Instead, this was an invitation to treat. While an offer is always met by an acceptance, an invitation to treat only intends to prompt or attract a person to make an offer. For example, the passing of a vehicle lures one to stop it and by stopping it he makes an offer. So in essence, it was Miss Liam Mills who offered to buy the furniture at first. This offer was however met by a conditional acceptance in which Miss Lola named her price which the offeror was still not comfortable with. At this point, no valid contract existed. The fifth e-mail can be said to be another offer from Liam intending to buy at £350, the first having been rejected. The final expression of intent to buy at £400 was still an improved offer. Considering these facts, no valid contract subsisted and so the client was under no obligation to sell the furniture to Liam Mills.
Acceptance
The second element of an offer is acceptance. An acceptance is the unconditional assent to the offer by the offeree. It also has to reflect an intention to be bound by the terms of the offer. Another aspect of an acceptance is that it must be made with respect to all terms in the offer. The acceptance may be made either by conduct or directly communicated to the offeror. What culminates in a binding contract is the fact that the acceptance has been communicated to the offeror or that the offeror has enough reason to believe that the offeree has accepted his offer.[3]
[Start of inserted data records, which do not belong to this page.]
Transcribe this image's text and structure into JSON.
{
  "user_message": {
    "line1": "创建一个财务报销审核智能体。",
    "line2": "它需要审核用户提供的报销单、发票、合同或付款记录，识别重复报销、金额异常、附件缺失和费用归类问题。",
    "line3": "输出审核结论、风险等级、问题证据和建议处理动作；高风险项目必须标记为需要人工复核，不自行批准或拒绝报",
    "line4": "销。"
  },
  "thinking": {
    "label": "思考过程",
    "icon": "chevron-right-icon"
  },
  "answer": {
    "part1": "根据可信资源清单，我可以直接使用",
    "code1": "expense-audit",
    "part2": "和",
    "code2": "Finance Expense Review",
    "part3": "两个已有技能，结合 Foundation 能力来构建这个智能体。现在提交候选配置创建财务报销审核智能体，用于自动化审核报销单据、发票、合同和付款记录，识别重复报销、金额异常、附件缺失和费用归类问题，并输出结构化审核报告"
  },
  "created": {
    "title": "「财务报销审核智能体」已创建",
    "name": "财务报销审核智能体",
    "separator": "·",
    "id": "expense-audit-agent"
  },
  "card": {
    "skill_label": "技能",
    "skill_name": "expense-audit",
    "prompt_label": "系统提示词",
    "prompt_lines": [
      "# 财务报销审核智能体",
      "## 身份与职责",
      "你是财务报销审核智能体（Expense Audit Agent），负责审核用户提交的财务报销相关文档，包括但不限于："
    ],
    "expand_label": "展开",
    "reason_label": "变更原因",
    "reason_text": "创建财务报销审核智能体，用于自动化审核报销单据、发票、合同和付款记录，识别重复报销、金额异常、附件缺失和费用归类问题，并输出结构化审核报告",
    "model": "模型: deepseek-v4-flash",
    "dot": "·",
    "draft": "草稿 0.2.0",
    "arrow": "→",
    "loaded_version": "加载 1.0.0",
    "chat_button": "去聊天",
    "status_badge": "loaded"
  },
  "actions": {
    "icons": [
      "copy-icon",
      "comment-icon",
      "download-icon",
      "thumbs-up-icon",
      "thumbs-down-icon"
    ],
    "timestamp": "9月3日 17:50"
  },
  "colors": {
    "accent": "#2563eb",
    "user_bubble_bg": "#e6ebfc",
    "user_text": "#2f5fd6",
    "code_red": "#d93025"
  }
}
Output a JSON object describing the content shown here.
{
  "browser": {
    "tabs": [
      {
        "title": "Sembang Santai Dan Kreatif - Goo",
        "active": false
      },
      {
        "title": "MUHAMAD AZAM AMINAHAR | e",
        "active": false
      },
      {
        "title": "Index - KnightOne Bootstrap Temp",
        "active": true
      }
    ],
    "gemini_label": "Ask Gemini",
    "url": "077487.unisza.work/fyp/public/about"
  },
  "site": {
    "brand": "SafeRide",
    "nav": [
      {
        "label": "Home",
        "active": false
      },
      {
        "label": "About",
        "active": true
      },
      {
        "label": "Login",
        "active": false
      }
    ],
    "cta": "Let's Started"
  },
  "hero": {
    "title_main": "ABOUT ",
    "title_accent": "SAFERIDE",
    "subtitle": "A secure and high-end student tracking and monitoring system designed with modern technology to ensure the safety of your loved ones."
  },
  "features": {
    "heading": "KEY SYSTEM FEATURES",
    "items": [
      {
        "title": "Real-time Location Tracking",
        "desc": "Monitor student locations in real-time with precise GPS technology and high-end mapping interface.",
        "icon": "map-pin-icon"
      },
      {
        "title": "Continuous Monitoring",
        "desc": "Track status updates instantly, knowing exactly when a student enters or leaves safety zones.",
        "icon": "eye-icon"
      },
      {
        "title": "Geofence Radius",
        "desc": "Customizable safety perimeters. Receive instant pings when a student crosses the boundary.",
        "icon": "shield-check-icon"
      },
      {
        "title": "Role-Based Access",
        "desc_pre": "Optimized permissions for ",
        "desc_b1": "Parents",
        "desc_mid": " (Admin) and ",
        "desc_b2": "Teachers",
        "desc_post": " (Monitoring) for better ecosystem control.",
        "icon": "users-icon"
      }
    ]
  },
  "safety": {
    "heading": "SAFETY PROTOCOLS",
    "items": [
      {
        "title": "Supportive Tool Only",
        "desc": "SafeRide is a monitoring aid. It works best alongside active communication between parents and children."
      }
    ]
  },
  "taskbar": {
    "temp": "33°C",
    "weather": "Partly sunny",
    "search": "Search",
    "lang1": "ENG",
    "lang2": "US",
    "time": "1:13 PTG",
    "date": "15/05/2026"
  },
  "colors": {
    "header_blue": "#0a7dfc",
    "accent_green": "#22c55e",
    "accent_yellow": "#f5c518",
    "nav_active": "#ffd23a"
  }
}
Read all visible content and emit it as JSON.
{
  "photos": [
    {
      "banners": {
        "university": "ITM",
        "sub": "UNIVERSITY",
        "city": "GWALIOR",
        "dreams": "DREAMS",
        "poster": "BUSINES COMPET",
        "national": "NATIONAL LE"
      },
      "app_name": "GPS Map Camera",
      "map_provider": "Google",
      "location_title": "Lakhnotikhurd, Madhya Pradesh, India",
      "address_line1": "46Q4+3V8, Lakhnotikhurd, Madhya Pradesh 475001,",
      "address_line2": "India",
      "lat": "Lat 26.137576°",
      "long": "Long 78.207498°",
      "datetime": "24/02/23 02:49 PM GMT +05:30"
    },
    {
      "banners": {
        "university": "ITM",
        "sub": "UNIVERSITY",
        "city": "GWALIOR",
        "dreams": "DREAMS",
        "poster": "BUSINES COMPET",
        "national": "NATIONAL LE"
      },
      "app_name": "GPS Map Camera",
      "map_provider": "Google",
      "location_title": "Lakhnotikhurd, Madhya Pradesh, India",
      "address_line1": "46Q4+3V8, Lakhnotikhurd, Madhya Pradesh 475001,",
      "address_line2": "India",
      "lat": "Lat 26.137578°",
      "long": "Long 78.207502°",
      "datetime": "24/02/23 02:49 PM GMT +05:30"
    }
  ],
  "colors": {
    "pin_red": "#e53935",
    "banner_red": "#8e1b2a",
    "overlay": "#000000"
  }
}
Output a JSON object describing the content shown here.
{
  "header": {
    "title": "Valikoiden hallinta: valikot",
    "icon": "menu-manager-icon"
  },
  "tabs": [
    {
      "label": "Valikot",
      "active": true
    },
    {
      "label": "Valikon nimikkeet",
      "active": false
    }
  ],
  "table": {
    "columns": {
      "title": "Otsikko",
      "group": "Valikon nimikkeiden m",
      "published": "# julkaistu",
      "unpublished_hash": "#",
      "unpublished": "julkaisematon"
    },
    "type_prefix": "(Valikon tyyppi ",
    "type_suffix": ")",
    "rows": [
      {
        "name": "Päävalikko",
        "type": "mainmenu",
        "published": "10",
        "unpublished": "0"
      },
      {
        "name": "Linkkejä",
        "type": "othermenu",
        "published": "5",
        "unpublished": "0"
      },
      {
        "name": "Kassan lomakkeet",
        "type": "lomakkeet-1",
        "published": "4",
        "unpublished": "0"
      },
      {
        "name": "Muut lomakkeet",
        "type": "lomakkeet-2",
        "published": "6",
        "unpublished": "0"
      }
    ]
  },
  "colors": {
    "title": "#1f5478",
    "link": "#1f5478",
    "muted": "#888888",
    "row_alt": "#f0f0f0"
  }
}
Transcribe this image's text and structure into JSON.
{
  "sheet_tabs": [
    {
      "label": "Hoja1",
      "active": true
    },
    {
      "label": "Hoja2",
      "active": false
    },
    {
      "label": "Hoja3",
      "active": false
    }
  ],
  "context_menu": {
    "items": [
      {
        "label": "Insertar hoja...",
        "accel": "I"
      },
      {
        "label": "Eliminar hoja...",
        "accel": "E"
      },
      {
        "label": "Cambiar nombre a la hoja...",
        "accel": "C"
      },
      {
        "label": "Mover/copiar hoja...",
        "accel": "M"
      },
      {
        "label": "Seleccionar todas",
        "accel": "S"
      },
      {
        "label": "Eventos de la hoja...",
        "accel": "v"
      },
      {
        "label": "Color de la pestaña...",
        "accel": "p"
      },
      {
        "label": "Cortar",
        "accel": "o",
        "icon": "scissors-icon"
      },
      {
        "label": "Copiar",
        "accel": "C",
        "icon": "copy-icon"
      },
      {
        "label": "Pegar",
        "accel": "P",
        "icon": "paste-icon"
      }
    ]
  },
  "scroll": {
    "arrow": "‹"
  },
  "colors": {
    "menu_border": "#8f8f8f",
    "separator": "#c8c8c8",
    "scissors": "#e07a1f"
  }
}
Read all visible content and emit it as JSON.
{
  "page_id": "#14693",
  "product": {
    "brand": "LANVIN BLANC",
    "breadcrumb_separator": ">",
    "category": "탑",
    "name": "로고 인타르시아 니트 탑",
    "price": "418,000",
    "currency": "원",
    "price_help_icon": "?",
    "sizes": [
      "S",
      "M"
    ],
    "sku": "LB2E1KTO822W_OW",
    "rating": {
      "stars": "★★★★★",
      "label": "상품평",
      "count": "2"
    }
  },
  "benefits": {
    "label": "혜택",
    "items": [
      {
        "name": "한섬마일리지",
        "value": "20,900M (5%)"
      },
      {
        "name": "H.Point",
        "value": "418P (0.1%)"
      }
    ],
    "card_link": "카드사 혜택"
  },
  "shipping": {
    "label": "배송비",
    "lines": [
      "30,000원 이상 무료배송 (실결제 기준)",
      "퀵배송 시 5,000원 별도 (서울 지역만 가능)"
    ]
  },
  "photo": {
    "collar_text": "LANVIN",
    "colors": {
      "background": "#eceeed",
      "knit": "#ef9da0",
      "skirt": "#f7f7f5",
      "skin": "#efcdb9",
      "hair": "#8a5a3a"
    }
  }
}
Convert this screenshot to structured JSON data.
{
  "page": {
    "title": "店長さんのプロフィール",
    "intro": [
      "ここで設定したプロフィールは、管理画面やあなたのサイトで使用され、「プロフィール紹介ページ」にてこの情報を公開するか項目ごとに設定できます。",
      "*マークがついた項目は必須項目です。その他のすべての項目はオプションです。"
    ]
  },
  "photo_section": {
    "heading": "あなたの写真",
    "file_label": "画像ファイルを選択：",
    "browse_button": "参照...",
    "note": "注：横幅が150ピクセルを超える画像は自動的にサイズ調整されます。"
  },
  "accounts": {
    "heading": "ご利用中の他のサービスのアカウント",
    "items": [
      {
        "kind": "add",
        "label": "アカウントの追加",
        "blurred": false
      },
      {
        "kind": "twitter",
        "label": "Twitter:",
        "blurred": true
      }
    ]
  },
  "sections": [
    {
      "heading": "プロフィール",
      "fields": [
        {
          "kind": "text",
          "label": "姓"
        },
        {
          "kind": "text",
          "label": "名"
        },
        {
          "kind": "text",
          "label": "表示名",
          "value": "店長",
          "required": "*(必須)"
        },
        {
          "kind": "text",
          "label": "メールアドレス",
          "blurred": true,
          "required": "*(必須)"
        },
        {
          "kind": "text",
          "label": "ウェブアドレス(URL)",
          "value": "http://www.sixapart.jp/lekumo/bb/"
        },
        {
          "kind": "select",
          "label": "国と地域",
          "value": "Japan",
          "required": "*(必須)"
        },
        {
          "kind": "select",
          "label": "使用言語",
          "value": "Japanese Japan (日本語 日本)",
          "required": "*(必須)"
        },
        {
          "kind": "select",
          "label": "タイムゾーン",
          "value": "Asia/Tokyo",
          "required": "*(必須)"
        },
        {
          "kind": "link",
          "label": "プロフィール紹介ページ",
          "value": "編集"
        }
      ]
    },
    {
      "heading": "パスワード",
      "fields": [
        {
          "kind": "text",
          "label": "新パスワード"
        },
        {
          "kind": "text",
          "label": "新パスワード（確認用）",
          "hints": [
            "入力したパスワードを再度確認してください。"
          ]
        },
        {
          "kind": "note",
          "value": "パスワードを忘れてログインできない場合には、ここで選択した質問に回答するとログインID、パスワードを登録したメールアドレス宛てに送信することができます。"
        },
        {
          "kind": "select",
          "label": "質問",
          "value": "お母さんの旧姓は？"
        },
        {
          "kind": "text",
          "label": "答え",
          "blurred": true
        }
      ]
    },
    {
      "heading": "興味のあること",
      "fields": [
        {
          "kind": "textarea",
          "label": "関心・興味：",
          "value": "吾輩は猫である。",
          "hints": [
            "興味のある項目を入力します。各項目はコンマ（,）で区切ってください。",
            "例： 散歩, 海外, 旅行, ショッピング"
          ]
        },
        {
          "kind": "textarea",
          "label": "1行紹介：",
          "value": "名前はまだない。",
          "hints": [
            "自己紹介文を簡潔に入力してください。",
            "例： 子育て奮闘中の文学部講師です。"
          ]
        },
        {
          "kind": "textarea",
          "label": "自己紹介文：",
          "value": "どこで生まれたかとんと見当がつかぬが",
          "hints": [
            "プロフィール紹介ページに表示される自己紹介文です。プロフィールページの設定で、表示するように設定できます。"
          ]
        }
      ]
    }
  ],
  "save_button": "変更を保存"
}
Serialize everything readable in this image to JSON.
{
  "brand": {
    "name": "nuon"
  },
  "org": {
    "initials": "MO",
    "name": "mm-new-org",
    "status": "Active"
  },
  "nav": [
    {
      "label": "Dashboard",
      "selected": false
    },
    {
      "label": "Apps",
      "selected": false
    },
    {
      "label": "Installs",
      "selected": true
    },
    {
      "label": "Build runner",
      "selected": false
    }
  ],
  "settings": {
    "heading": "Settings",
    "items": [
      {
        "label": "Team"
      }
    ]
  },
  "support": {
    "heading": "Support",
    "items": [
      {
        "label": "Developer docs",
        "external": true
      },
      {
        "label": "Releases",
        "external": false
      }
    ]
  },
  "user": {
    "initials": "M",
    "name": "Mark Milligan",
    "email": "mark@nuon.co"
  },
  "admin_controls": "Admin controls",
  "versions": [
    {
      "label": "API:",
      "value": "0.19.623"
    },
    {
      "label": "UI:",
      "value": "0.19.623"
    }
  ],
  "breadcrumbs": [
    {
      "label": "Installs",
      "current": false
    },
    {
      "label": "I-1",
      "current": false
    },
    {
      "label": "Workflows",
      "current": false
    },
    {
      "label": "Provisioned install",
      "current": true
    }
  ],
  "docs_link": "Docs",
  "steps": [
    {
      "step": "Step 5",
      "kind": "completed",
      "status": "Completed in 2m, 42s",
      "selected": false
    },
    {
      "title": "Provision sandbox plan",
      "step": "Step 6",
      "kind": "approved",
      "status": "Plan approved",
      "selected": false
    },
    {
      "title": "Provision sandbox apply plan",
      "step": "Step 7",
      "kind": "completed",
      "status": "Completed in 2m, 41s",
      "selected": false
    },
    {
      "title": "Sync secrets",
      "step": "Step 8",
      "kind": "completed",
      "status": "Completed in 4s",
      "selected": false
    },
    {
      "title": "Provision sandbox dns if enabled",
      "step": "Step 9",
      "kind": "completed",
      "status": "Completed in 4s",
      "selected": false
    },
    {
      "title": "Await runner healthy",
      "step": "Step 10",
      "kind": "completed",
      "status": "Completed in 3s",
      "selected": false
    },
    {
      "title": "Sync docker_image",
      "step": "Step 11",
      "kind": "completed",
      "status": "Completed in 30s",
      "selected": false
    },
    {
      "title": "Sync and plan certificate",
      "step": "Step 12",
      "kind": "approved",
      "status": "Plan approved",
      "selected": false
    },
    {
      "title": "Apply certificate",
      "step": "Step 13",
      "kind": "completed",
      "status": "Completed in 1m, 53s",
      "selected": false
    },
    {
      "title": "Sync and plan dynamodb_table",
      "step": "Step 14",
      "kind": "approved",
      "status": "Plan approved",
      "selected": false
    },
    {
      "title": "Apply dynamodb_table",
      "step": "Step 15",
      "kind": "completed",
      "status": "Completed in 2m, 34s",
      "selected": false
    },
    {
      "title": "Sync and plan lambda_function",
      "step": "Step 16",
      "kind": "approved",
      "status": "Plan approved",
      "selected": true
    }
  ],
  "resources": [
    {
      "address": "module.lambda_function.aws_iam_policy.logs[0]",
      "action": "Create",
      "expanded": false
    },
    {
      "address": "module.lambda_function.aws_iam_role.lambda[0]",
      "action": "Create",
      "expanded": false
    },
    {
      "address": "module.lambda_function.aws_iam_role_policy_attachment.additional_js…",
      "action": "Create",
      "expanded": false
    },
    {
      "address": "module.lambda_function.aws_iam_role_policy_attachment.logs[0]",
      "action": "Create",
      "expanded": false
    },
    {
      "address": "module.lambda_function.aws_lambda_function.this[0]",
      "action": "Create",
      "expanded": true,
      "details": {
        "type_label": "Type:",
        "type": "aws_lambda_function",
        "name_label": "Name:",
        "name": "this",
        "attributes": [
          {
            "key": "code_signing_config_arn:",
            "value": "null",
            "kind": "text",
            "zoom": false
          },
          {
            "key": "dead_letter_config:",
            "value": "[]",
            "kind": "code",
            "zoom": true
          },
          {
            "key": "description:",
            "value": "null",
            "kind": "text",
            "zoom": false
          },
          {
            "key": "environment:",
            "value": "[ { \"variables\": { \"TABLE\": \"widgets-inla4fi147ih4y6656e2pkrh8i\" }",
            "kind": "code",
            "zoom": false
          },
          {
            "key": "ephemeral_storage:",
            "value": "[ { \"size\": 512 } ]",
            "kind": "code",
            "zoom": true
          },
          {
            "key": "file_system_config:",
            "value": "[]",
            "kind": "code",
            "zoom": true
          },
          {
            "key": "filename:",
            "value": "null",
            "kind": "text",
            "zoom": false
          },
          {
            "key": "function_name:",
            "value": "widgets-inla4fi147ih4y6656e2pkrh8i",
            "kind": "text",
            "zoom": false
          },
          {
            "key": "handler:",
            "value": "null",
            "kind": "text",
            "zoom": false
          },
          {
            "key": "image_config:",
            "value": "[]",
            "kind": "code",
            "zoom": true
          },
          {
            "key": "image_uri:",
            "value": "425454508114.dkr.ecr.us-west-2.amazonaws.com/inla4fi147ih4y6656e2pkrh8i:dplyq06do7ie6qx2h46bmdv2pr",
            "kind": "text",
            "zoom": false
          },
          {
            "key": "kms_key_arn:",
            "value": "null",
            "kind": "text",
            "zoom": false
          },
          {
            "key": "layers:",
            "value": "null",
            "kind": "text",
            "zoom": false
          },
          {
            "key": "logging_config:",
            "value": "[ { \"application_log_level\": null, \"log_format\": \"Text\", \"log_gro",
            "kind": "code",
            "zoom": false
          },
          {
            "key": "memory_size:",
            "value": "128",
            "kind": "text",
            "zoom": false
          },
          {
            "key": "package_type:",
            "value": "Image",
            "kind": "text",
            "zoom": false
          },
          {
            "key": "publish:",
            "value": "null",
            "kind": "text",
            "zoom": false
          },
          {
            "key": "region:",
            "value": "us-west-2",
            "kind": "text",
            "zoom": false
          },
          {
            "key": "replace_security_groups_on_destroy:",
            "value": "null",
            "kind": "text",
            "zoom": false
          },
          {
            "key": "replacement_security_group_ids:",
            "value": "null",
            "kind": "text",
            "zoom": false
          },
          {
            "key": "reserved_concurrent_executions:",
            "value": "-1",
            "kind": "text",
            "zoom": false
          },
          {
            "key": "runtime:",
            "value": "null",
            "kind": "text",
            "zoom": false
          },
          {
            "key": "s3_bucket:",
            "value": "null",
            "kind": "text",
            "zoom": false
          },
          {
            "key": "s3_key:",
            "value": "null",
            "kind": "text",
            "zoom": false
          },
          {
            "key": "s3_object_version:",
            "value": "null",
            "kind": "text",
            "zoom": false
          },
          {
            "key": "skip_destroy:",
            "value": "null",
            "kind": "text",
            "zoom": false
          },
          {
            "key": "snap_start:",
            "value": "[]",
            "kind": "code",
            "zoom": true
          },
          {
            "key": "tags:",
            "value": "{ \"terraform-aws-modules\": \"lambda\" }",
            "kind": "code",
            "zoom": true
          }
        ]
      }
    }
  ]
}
Failure to respond to an offer cannot constitute an acceptance. With respect to the case at hand, most of Liam’s offers were met with silence and therefore she cannot purport to say that any of her offers was accepted.
Regarding the client’s intention to have her offers accepted or replied to by post, It would not be prudent for her to use this model. In the case of Adams v Lindsell[4], it was held that an offer is deemed to be accepted once the offeree has posted the acceptance letter unless if in the original offer explicitly prohibited that mode of acceptance. This would then be prejudicial to Miss Lola because whether the posted letter reaches her or not is immaterial. The contract is still in force.

Consideration
The general rule is that a promise cannot be binding if it is not accompanied by consideration. Consideration is the benefit accrued or detriment suffered in a contractual situation. In most cases the detriment is to the promise and the benefit accrues to the promissor.[5] This then implies that a gratuitous promise does not amount to a valid contract. The fundamental rules surrounding consideration as a contractual principle are illustrated below.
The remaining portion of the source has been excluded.